Paris, le 26 janvier 2022,


Nous avons appris avec beaucoup de tristesse la tentative de suicide d’une de nos collègues de Paris. Nos premières pensées vont à l’agente et à sa famille. Nous leurs assurons tout notre soutien ainsi qu’à ses collègues.

Cet acte désespéré pose nécessairement la question des conditions de travail, des relations sociales et professionnelles auxquelles l’agente a été confrontée. Nous demandons que toute la lumière soit faite sur la situation, avec diligence, que des mesures appropriées soient adoptées dans les plus brefs délais, à l’issue de l’enquête CHSCT. Nous demandons qu’un accident de service soit reconnu pour cette agente, qu’une vigilance particulière soit exercée auprès de tous les agents qui sollicitent leur hiérarchie afin de leur faire part de leur détresse.

Les agents doivent enfin être écoutés, accompagnés avec bienveillance par leur hiérarchie pour trouver ensemble des solutions sans forcément faire peser de culpabilité aux victimes potentielles notamment au vu de la situation dégradée que nous connaissons tous concernant l’organisation des services, tant les moyens de fonctionnement attribués sont insuffisants (effectifs générant des intérims, bureautique défaillante). Nous demandons que la pression des chiffres cesse, que le rôle des responsables de service soit davantage axé sur le soutien des équipes, notamment au niveau technique sur les gestes “métier “plutôt que sur le pilotage des chiffres réalisés.

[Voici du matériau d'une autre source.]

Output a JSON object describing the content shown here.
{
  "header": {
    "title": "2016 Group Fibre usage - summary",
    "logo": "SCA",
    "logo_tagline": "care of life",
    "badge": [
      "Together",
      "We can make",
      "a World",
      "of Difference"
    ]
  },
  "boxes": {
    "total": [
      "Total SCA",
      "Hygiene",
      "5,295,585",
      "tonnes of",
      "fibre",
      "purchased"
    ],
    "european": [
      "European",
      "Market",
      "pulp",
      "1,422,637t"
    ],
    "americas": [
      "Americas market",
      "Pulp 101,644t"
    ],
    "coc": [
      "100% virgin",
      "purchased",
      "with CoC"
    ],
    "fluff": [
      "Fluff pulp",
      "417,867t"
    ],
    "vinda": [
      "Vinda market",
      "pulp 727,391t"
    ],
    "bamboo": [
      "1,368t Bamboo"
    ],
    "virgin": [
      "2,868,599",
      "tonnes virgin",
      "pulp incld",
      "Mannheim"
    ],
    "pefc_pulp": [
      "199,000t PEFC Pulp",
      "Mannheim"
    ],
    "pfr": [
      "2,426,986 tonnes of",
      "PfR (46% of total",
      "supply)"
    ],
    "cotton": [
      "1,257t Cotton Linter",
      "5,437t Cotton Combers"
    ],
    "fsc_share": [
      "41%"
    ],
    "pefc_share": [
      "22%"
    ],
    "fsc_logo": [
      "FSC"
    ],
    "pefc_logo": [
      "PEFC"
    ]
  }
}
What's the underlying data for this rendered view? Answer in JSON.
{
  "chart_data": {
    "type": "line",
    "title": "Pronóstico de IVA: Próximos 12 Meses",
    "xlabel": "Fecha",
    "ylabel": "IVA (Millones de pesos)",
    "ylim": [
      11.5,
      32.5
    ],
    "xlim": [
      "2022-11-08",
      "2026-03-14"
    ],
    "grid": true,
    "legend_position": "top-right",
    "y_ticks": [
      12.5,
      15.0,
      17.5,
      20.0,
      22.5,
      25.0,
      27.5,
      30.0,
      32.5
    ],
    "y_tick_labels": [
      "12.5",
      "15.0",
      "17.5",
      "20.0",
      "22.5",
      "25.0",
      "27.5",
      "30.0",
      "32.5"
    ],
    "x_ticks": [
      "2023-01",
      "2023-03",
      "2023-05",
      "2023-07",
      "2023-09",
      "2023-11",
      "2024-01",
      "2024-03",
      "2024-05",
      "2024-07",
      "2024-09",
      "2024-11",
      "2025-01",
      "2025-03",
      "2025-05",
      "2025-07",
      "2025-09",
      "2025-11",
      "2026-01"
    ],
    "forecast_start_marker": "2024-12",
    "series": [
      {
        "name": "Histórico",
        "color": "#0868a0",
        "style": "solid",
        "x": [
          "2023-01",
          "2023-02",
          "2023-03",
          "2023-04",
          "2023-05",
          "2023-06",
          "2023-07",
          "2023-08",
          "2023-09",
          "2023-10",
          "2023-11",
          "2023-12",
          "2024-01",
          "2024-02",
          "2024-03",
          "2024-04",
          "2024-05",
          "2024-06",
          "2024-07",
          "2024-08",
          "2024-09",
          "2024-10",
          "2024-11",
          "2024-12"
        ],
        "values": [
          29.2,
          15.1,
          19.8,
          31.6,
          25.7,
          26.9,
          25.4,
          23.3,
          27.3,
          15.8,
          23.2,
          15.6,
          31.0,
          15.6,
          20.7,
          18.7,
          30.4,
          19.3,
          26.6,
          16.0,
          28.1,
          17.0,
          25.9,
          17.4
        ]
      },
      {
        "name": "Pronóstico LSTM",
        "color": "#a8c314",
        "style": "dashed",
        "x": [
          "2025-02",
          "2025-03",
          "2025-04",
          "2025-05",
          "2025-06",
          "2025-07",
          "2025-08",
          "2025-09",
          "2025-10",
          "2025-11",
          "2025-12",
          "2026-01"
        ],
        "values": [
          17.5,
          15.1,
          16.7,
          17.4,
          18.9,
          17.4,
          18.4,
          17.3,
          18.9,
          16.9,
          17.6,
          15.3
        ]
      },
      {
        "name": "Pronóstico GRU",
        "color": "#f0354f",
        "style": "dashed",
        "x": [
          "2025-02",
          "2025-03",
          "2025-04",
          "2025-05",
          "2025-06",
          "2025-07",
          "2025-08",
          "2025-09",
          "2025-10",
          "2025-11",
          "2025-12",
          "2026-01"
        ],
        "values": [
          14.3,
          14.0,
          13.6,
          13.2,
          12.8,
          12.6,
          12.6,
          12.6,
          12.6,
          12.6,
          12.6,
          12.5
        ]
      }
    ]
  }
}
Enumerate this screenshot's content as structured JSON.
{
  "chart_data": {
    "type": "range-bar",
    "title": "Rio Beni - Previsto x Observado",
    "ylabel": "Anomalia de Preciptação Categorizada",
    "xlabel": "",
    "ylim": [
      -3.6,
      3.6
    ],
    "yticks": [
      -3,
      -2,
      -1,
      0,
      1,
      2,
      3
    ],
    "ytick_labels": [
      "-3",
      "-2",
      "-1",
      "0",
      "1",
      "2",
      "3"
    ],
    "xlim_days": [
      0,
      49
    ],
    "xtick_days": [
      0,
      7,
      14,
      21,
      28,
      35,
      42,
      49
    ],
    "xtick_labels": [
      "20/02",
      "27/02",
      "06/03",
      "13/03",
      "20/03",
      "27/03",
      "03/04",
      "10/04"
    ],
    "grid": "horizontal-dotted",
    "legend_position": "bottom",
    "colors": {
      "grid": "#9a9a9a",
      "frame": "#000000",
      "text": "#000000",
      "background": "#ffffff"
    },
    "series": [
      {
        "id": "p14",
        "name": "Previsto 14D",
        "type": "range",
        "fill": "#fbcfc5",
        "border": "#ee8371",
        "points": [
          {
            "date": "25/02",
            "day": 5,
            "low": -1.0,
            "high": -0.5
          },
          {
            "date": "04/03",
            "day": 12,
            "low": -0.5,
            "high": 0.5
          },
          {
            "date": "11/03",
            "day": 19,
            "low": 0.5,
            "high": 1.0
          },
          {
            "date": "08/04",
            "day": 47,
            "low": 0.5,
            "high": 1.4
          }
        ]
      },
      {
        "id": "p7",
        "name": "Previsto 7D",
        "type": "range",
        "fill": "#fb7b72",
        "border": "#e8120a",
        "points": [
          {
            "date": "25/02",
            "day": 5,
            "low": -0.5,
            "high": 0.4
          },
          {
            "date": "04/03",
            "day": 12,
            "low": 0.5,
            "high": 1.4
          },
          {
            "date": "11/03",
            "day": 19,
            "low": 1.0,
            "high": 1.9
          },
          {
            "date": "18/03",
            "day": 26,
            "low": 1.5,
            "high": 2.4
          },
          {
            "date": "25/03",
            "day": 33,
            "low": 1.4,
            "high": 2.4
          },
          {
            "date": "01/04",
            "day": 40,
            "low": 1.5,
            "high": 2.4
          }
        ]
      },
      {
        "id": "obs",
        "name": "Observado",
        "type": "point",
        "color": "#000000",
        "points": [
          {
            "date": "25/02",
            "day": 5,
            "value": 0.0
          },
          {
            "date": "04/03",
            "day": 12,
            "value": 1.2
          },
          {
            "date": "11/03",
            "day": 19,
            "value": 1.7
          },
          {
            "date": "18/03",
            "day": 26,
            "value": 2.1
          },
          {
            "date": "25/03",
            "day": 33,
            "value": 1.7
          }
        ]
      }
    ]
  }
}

Nous revendiquons que des mesures efficaces soient prises au sein des sites pour recenser les états de souffrance afin que l’administration agisse avec efficacité. Cet acte désespéré doit nous amener à nous questionner pour nous conduire à plus de raison, plus de vigilance, plus de solidarité entre collègues. Nous ne voulons pas que les actes de Romain, de Luc … et de tous ceux qui ont alertés aussi et se sont opposés à leur façon ne trouvent en réponse qu’inertie de l’administration et surdité. Actuellement les agents subissent depuis près de deux ans et demi des conditions de travail inacceptables générant des RPS de type organisationnels qui tendent à devenir structurels. Ces désorganisations détruisent peu à peu l’amour du métier, les perspectives d’amélioration à court terme sont inexistantes, les perspectives de carrière sont devenues bien sombres. Nous demandons que l’État  employeur  applique enfin les dispositions du livre IV du code du travail en matière de résultats dans le domaine de la santé et de la sécurité : tous ces appels au secours doivent être écoutés et entendus !


Les sous-effectifs chroniques et les conséquences de la réforme de l’OTE sur le quotidien des agents rendent urgent la mise en place d’un plan de continuité d’activité suspendant le plan national d’activité 2022 sans attendre les résultats de l’enquête CHSCT concernant le geste de notre collègue tant la situation est détériorée dans nos services. Cette décision salutaire soulagerait les secrétariats, les agents de contrôle et la hiérarchie intermédiaire.